Children tend to have a recurrence rate of around 40%, which is higher than the adult population; however, long-term survival rate is higher. Pediatric patients tend to have a 5-year survival rate of 99.3% and a 10-year survival rate of 98.5%[12] .

American Thyroid Association (ATA) guidelines on management of thyroid disease during pregnancy and the postpartum include the following recommendations on thyroid nodules and cancer in these patients[9] :

• For women with suppressed serum thyroid-stimulating hormone (TSH) levels that persist beyond 16 weeks gestation, fine-needle aspiration (FNA) of a clinically relevant thyroid nodule may be deferred until after pregnancy. At that time, if serum TSH remains suppressed, a radionuclide scan to evaluate nodule function can be performed if the woman is not breastfeeding
• There is insufficient evidence to recommend for or against routine measurement of serum calcitonin in pregnant women with thyroid nodules.
• Thyroid nodule FNA is generally recommended for newly detected nodules in pregnant women with a nonsuppressed TSH. Determination of which nodules require FNA should be based on the nodule's sonographic pattern. The decision whether to perform FNA during gestation or early postpartum may be influenced by the clinical assessment of cancer risk or by patient preference.
• Radionuclide scintigraphy or radioiodine uptake determination should not be performed during pregnancy.
• Pregnant women with cytologically benign thyroid nodules do not require special surveillance strategies during pregnancy and should be managed according to the ATA guidelines for adults iwth thyroid nodules and differentiated thyroid cancer.
• Pregnant women with cytologically indeterminate nodules, in the absence of cytologically malignant lymph nodes or other signs of metastatic disease, do not routinely require surgery while pregnant.
• Surgery may be considered during pregnancy if there is clinical suspicion of an aggressive behavior in cytologically indeterminate nodules.
• Molecular testing is not recommended for evaluation of cytologically indeterminate nodules during pregnancy.
• Papillary thyroid cancer detected in early pregnancy should be monitored sonographically. If it grows substantially before 24–26 weeks gestation, or if cytologically malignant cervical lymph nodes are present, surgery should be considered during pregnancy. However, if the disease remains stable by midgestation, or if it is diagnosed in the second half of pregnancy, surgery may be deferred until after delivery.
• The impact of pregnancy on newly diagnosed medullary carcinoma or anaplastic cancer is unknown. However, a delay in treatment is likely to adversely affect outcome, so surgery should be strongly considered, after assessment of all clinical factors.

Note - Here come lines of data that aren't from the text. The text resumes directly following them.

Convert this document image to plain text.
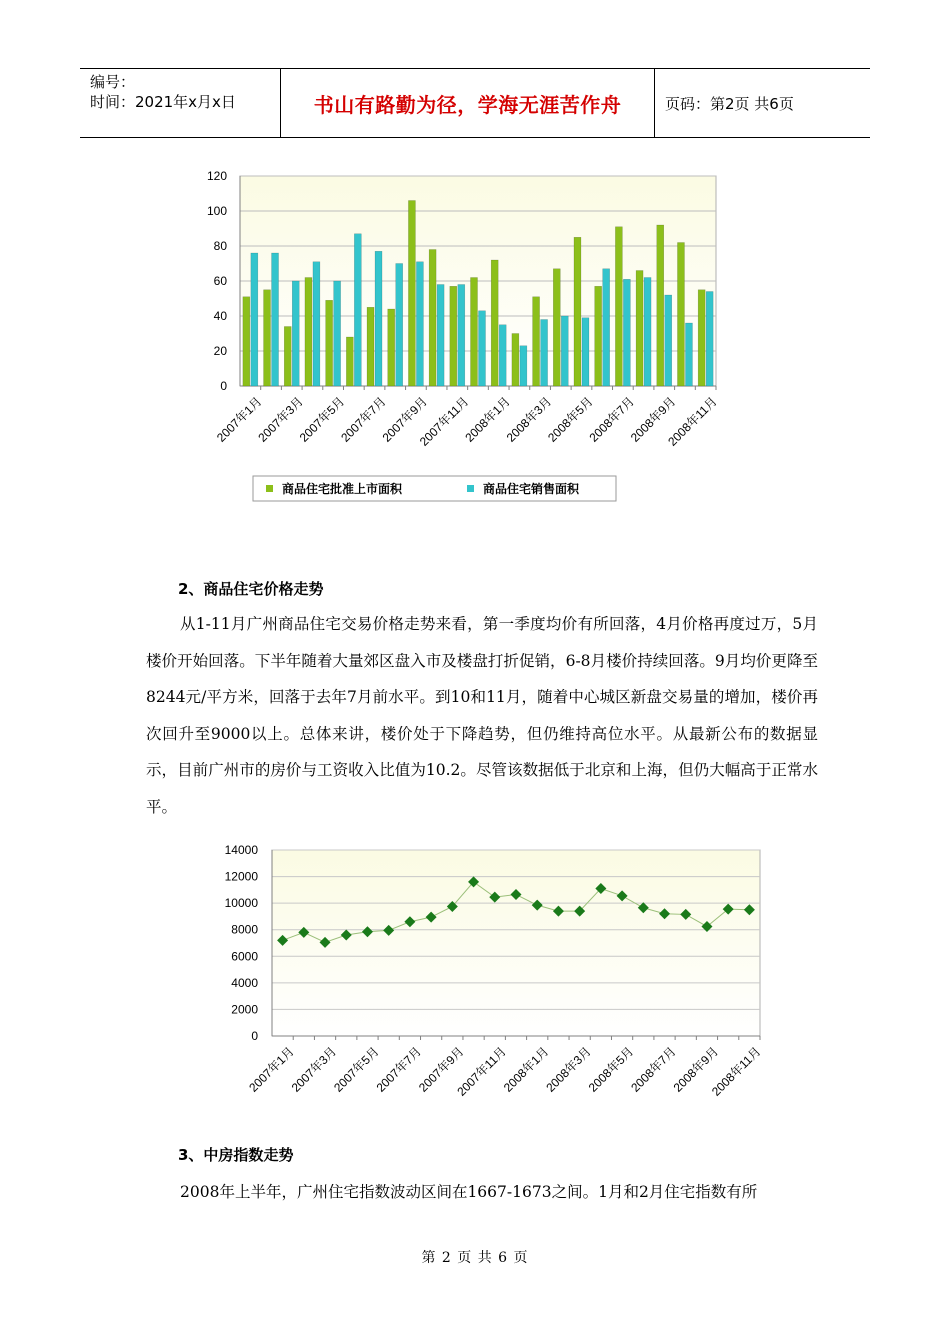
编号：
时间：2021年x月x日	书山有路勤为径，学海无涯苦作舟	页码：第2页 共6页
0
20
40
60
80
100
120
2007年1月
2007年3月
2007年5月
2007年7月
2007年9月
2007年11月
2008年1月
2008年3月
2008年5月
2008年7月
2008年9月
2008年11月
商品住宅批准上市面积	商品住宅销售面积
2、商品住宅价格走势
从1-11月广州商品住宅交易价格走势来看，第一季度均价有所回落，4月价格再度过万，5月楼价开始回落。下半年随着大量郊区盘入市及楼盘打折促销，6-8月楼价持续回落。9月均价更降至8244元/平方米，回落于去年7月前水平。到10和11月，随着中心城区新盘交易量的增加，楼价再次回升至9000以上。总体来讲，楼价处于下降趋势，但仍维持高位水平。从最新公布的数据显示，目前广州市的房价与工资收入比值为10.2。尽管该数据低于北京和上海，但仍大幅高于正常水平。
0
2000
4000
6000
8000
10000
12000
14000
2007年1月
2007年3月
2007年5月
2007年7月
2007年9月
2007年11月
2008年1月
2008年3月
2008年5月
2008年7月
2008年9月
2008年11月
3、中房指数走势
2008年上半年，广州住宅指数波动区间在1667-1673之间。1月和2月住宅指数有所
第 2 页 共 6 页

Recommendations for subsequent pregnancy in women with thyroid cancer include the following:

• Pregnancy should be deferred for 6 months after a woman has received therapeutic radioactive iodine ( ¹³¹I) treatment.
• In women with thyroid cancer who become pregnant, the TSH goal should remain the same as determined preconception. TSH should be monitored approximately every 4 weeks until 16–20 weeks of gestation, and at least once between 26 and 32 weeks of gestation.
•  Women with previously treated differentiated thyroid cancer who have undetectable serum thyroglobulin (Tg) levels (in the absence of Tg autoantibodies)and are classified as having no biochemical or structural evidence of disease prior to pregnancy do not require ultrasound and Tg monitoring during pregnancy.
• Women diagnosed with papillary thyroid microcarcinoma who are under active surveillance shuld have ultrasound monitoring of their thyroid performed each trimester during pregnancy.